Les États membres de l’UE devraient revoir la portée actuelle des réponses législatives et politiques au harcèlement sexuel en reconnaissant que celui-ci peut se produire dans divers environnements et recourir à divers moyens tels qu’internet ou le téléphone portable.
La police, les professionnels de la santé, les employeurs et les services spécialisés d’aide aux victimes devraient être formés, disposer de ressources suffisantes et être investis des pouvoirs leur permettant d’aider les victimes.

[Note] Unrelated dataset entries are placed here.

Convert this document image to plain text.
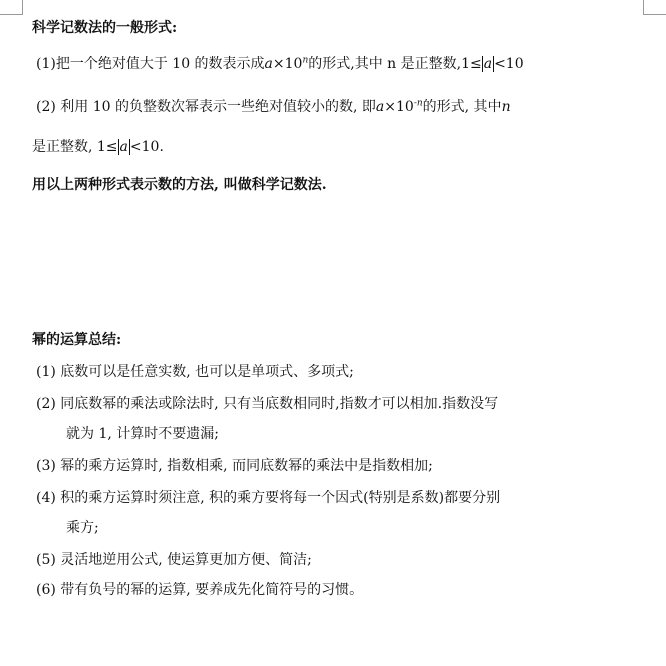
科学记数法的一般形式:
(1)把一个绝对值大于 10 的数表示成$a\times 10^n$的形式,其中 n 是正整数,1≤ a <10
(2) 利用 10 的负整数次幂表示一些绝对值较小的数, 即$a\times 10^{-n}$的形式, 其中n
是正整数, 1≤ a <10.
用以上两种形式表示数的方法, 叫做科学记数法.
幂的运算总结:
(1) 底数可以是任意实数, 也可以是单项式、多项式;
(2) 同底数幂的乘法或除法时, 只有当底数相同时,指数才可以相加.指数没写
就为 1, 计算时不要遗漏;
(3) 幂的乘方运算时, 指数相乘, 而同底数幂的乘法中是指数相加;
(4) 积的乘方运算时须注意, 积的乘方要将每一个因式(特别是系数)都要分别
乘方;
(5) 灵活地逆用公式, 使运算更加方便、简洁;
(6) 带有负号的幂的运算, 要养成先化简符号的习惯。
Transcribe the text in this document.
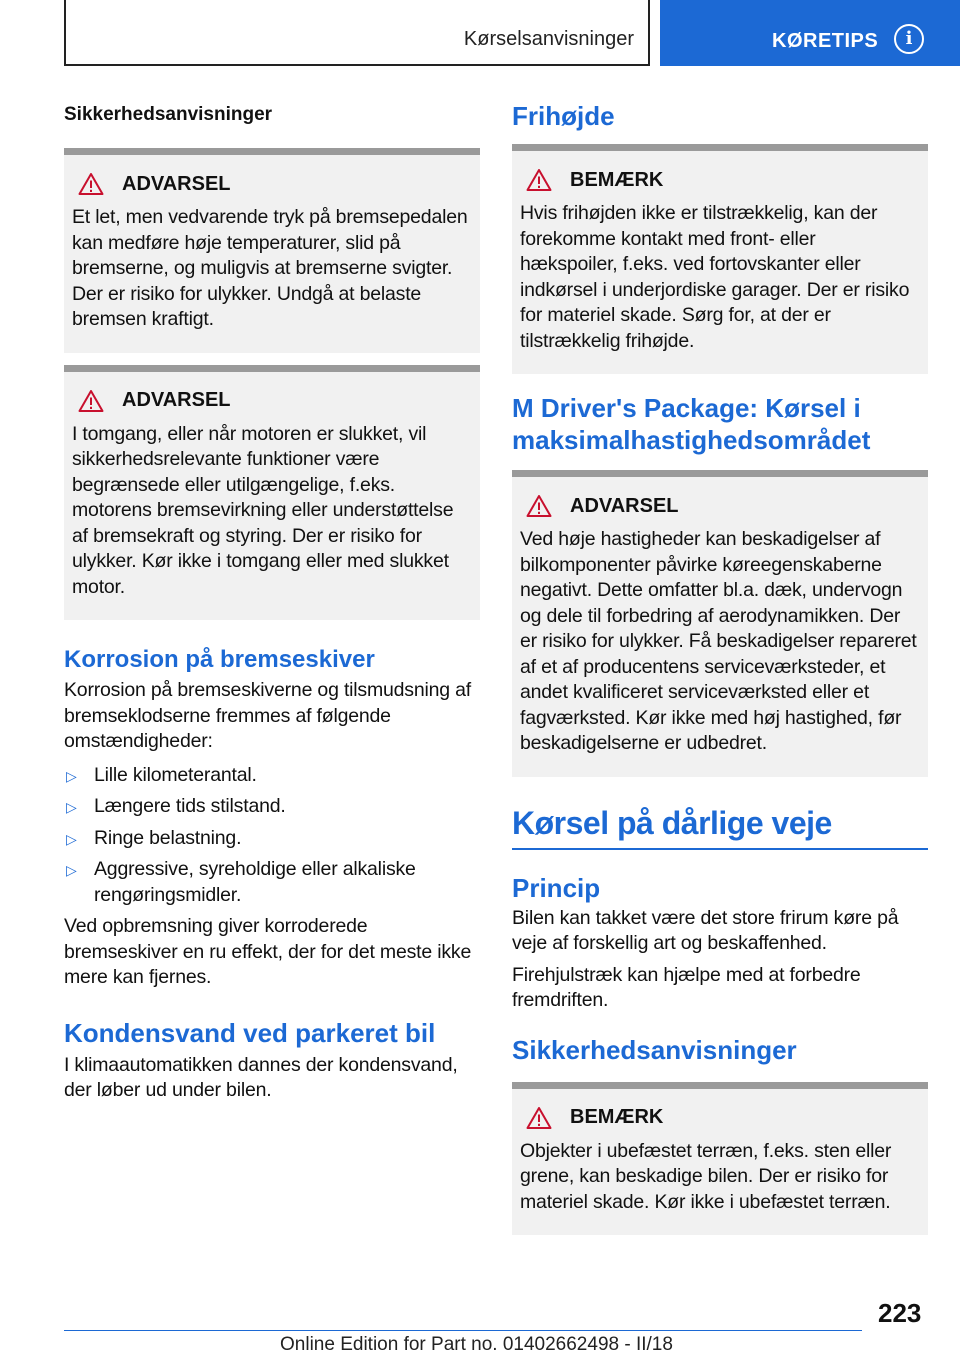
Kørselsanvisninger	KØRETIPS	i
Sikkerhedsanvisninger
ADVARSEL
Et let, men vedvarende tryk på bremsepedalen kan medføre høje temperaturer, slid på bremserne, og muligvis at bremserne svigter. Der er risiko for ulykker. Undgå at belaste bremsen kraftigt.
ADVARSEL
I tomgang, eller når motoren er slukket, vil sikkerhedsrelevante funktioner være begrænsede eller utilgængelige, f.eks. motorens bremsevirkning eller understøttelse af bremsekraft og styring. Der er risiko for ulykker. Kør ikke i tomgang eller med slukket motor.
Korrosion på bremseskiver

Korrosion på bremseskiverne og tilsmudsning af bremseklodserne fremmes af følgende omstændigheder:

▷ Lille kilometerantal.
▷ Længere tids stilstand.
▷ Ringe belastning.
▷ Aggressive, syreholdige eller alkaliske rengøringsmidler.

Ved opbremsning giver korroderede bremseskiver en ru effekt, der for det meste ikke mere kan fjernes.

Kondensvand ved parkeret bil

I klimaautomatikken dannes der kondensvand, der løber ud under bilen.

Frihøjde
BEMÆRK
Hvis frihøjden ikke er tilstrækkelig, kan der forekomme kontakt med front- eller hækspoiler, f.eks. ved fortovskanter eller indkørsel i underjordiske garager. Der er risiko for materiel skade. Sørg for, at der er tilstrækkelig frihøjde.
M Driver's Package: Kørsel i maksimalhastighedsområdet
ADVARSEL
Ved høje hastigheder kan beskadigelser af bilkomponenter påvirke køreegenskaberne negativt. Dette omfatter bl.a. dæk, undervogn og dele til forbedring af aerodynamikken. Der er risiko for ulykker. Få beskadigelser repareret af et af producentens serviceværksteder, et andet kvalificeret serviceværksted eller et fagværksted. Kør ikke med høj hastighed, før beskadigelserne er udbedret.
Kørsel på dårlige veje
Princip

Bilen kan takket være det store frirum køre på veje af forskellig art og beskaffenhed.

Firehjulstræk kan hjælpe med at forbedre fremdriften.

Sikkerhedsanvisninger
BEMÆRK
Objekter i ubefæstet terræn, f.eks. sten eller grene, kan beskadige bilen. Der er risiko for materiel skade. Kør ikke i ubefæstet terræn.
223
Online Edition for Part no. 01402662498 - II/18
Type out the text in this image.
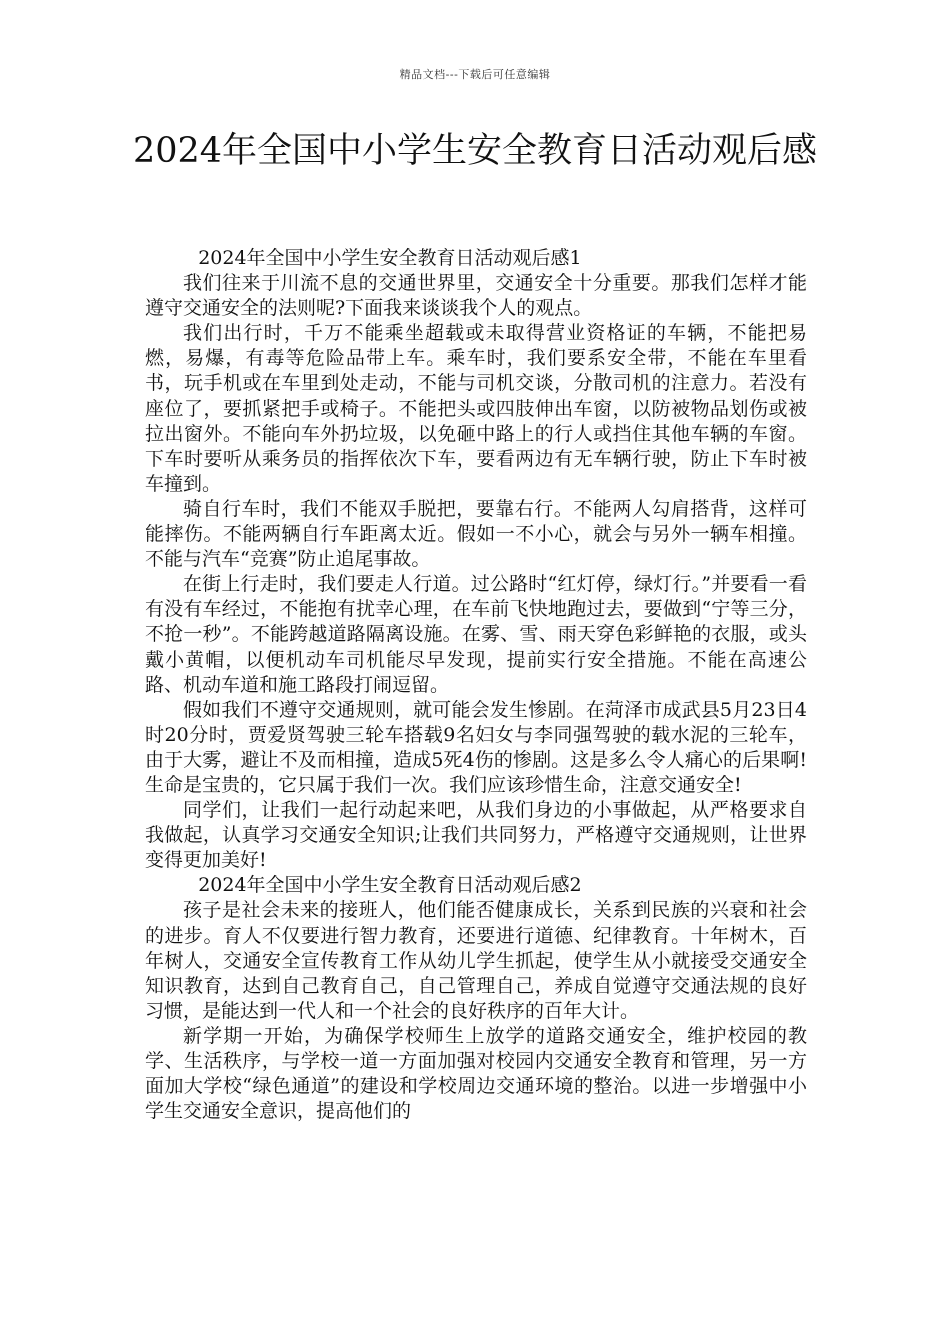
精品文档---下载后可任意编辑
2024年全国中小学生安全教育日活动观后感

2024年全国中小学生安全教育日活动观后感1

我们往来于川流不息的交通世界里，交通安全十分重要。那我们怎样才能遵守交通安全的法则呢?下面我来谈谈我个人的观点。

我们出行时，千万不能乘坐超载或未取得营业资格证的车辆，不能把易燃，易爆，有毒等危险品带上车。乘车时，我们要系安全带，不能在车里看书，玩手机或在车里到处走动，不能与司机交谈，分散司机的注意力。若没有座位了，要抓紧把手或椅子。不能把头或四肢伸出车窗，以防被物品划伤或被拉出窗外。不能向车外扔垃圾，以免砸中路上的行人或挡住其他车辆的车窗。下车时要听从乘务员的指挥依次下车，要看两边有无车辆行驶，防止下车时被车撞到。

骑自行车时，我们不能双手脱把，要靠右行。不能两人勾肩搭背，这样可能摔伤。不能两辆自行车距离太近。假如一不小心，就会与另外一辆车相撞。不能与汽车“竞赛”防止追尾事故。

在街上行走时，我们要走人行道。过公路时“红灯停，绿灯行。”并要看一看有没有车经过，不能抱有扰幸心理，在车前飞快地跑过去，要做到“宁等三分，不抢一秒”。不能跨越道路隔离设施。在雾、雪、雨天穿色彩鲜艳的衣服，或头戴小黄帽，以便机动车司机能尽早发现，提前实行安全措施。不能在高速公路、机动车道和施工路段打闹逗留。

假如我们不遵守交通规则，就可能会发生惨剧。在菏泽市成武县5月23日4时20分时，贾爱贤驾驶三轮车搭载9名妇女与李同强驾驶的载水泥的三轮车，由于大雾，避让不及而相撞，造成5死4伤的惨剧。这是多么令人痛心的后果啊!生命是宝贵的，它只属于我们一次。我们应该珍惜生命，注意交通安全!

同学们，让我们一起行动起来吧，从我们身边的小事做起，从严格要求自我做起，认真学习交通安全知识;让我们共同努力，严格遵守交通规则，让世界变得更加美好!

2024年全国中小学生安全教育日活动观后感2

孩子是社会未来的接班人，他们能否健康成长，关系到民族的兴衰和社会的进步。育人不仅要进行智力教育，还要进行道德、纪律教育。十年树木，百年树人，交通安全宣传教育工作从幼儿学生抓起，使学生从小就接受交通安全知识教育，达到自己教育自己，自己管理自己，养成自觉遵守交通法规的良好习惯，是能达到一代人和一个社会的良好秩序的百年大计。

新学期一开始，为确保学校师生上放学的道路交通安全，维护校园的教学、生活秩序，与学校一道一方面加强对校园内交通安全教育和管理，另一方面加大学校“绿色通道”的建设和学校周边交通环境的整治。以进一步增强中小学生交通安全意识，提高他们的
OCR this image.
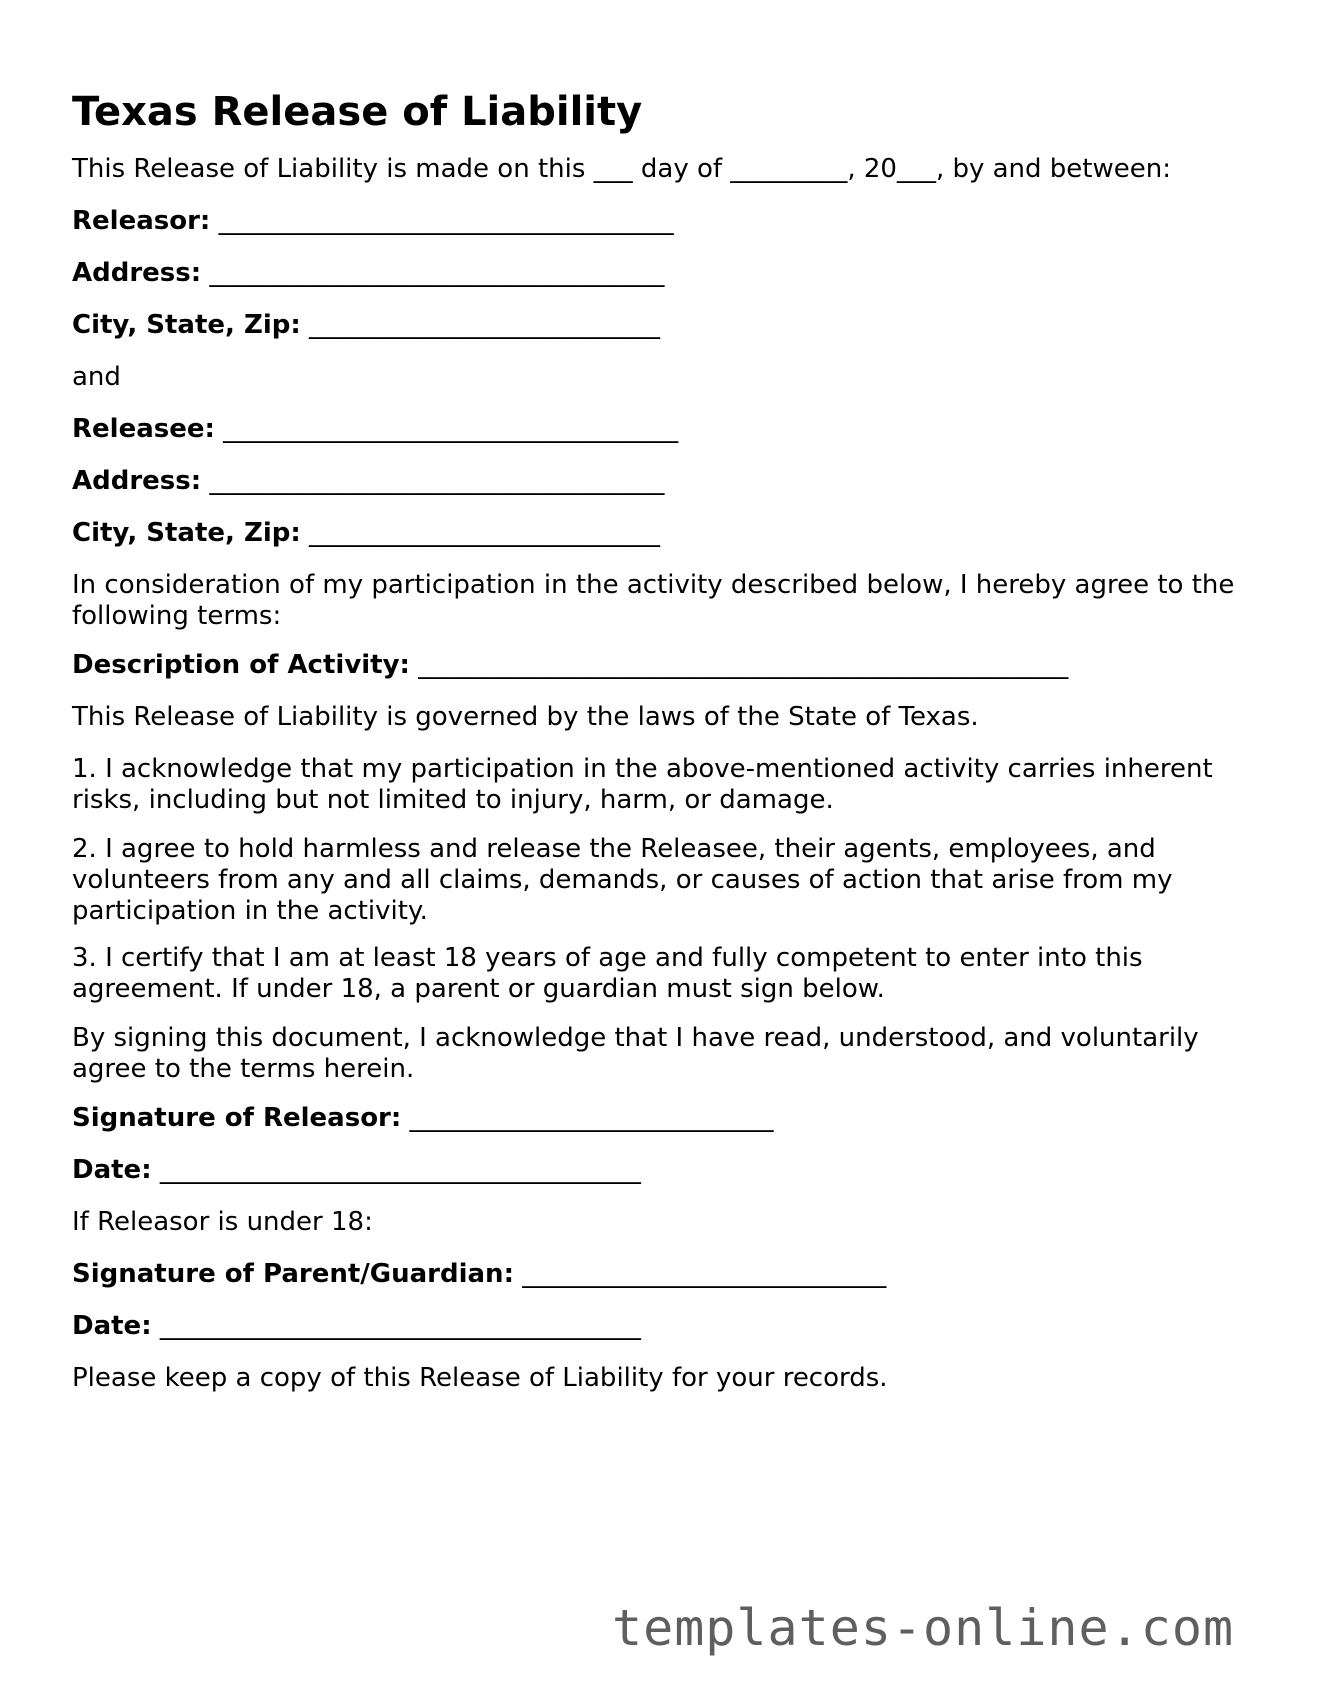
Texas Release of Liability

This Release of Liability is made on this ___ day of _________, 20___, by and between:

Releasor: ___________________________________

Address: ___________________________________

City, State, Zip: ___________________________

and

Releasee: ___________________________________

Address: ___________________________________

City, State, Zip: ___________________________

In consideration of my participation in the activity described below, I hereby agree to the following terms:

Description of Activity: __________________________________________________

This Release of Liability is governed by the laws of the State of Texas.

1. I acknowledge that my participation in the above-mentioned activity carries inherent risks, including but not limited to injury, harm, or damage.

2. I agree to hold harmless and release the Releasee, their agents, employees, and volunteers from any and all claims, demands, or causes of action that arise from my participation in the activity.

3. I certify that I am at least 18 years of age and fully competent to enter into this agreement. If under 18, a parent or guardian must sign below.

By signing this document, I acknowledge that I have read, understood, and voluntarily agree to the terms herein.

Signature of Releasor: ____________________________

Date: _____________________________________

If Releasor is under 18:

Signature of Parent/Guardian: ____________________________

Date: _____________________________________

Please keep a copy of this Release of Liability for your records.

templates-online.com
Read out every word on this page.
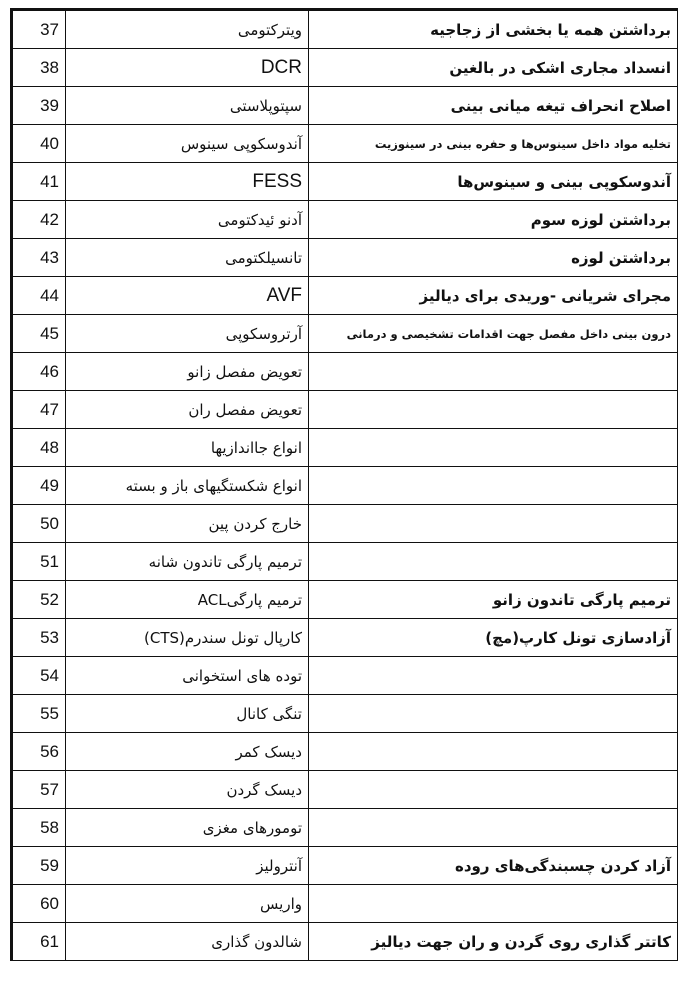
37	ویترکتومی	برداشتن همه یا بخشی از زجاجیه
38	DCR	انسداد مجاری اشکی در بالغین
39	سپتوپلاستی	اصلاح انحراف تیغه میانی بینی
40	آندوسکوپی سینوس	تخلیه مواد داخل سینوس‌ها و حفره بینی در سینوزیت
41	FESS	آندوسکوپی بینی و سینوس‌ها
42	آدنو ئیدکتومی	برداشتن لوزه سوم
43	تانسیلکتومی	برداشتن لوزه
44	AVF	مجرای شریانی -وریدی برای دیالیز
45	آرتروسکوپی	درون بینی داخل مفصل جهت اقدامات تشخیصی و درمانی
46	تعویض مفصل زانو	
47	تعویض مفصل ران	
48	انواع جااندازیها	
49	انواع شکستگیهای باز و بسته	
50	خارج کردن پین	
51	ترمیم پارگی تاندون شانه	
52	ترمیم پارگیACL	ترمیم پارگی تاندون زانو
53	کارپال تونل سندرم(CTS)	آزادسازی تونل کارپ(مچ)
54	توده های استخوانی	
55	تنگی کانال	
56	دیسک کمر	
57	دیسک گردن	
58	تومورهای مغزی	
59	آنترولیز	آزاد کردن چسبندگی‌های روده
60	واریس	
61	شالدون گذاری	کاتتر گذاری روی گردن و ران جهت دیالیز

La police et les autres services pertinents devraient être formés pour reconnaître et comprendre l’impact de la violence psychologique sur les victimes de façon à garantir que toutes les formes de violence à l’égard des femmes (et des filles) dans divers environnements soient reconnues, enregistrées et traitées.
La police devrait être encouragée à repérer et examiner systématiquement les cas dans lesquels la traque furtive par internet et le cyberharcèlement jouent un rôle.
Les plateformes internet et les réseaux sociaux devraient aider les victimes de cyberharcèlement de manière proactive à signaler les abus et devraient être encouragés à limiter les comportements indésirables.
Les services d’aide spécialistes sont invités à répondre aux besoins des victimes qui souffrent de sentiments négatifs tels que la culpabilité ou un sentiment de honte à la suite de violences.
Les campagnes organisées sur la violence à l’égard des femmes et les réponses à cette violence devraient s’adresser tant aux hommes qu’aux femmes. Les hommes devraient être engagés de manière positive dans des initiatives qui traitent la façon dont certains hommes sont violents à l’égard des femmes.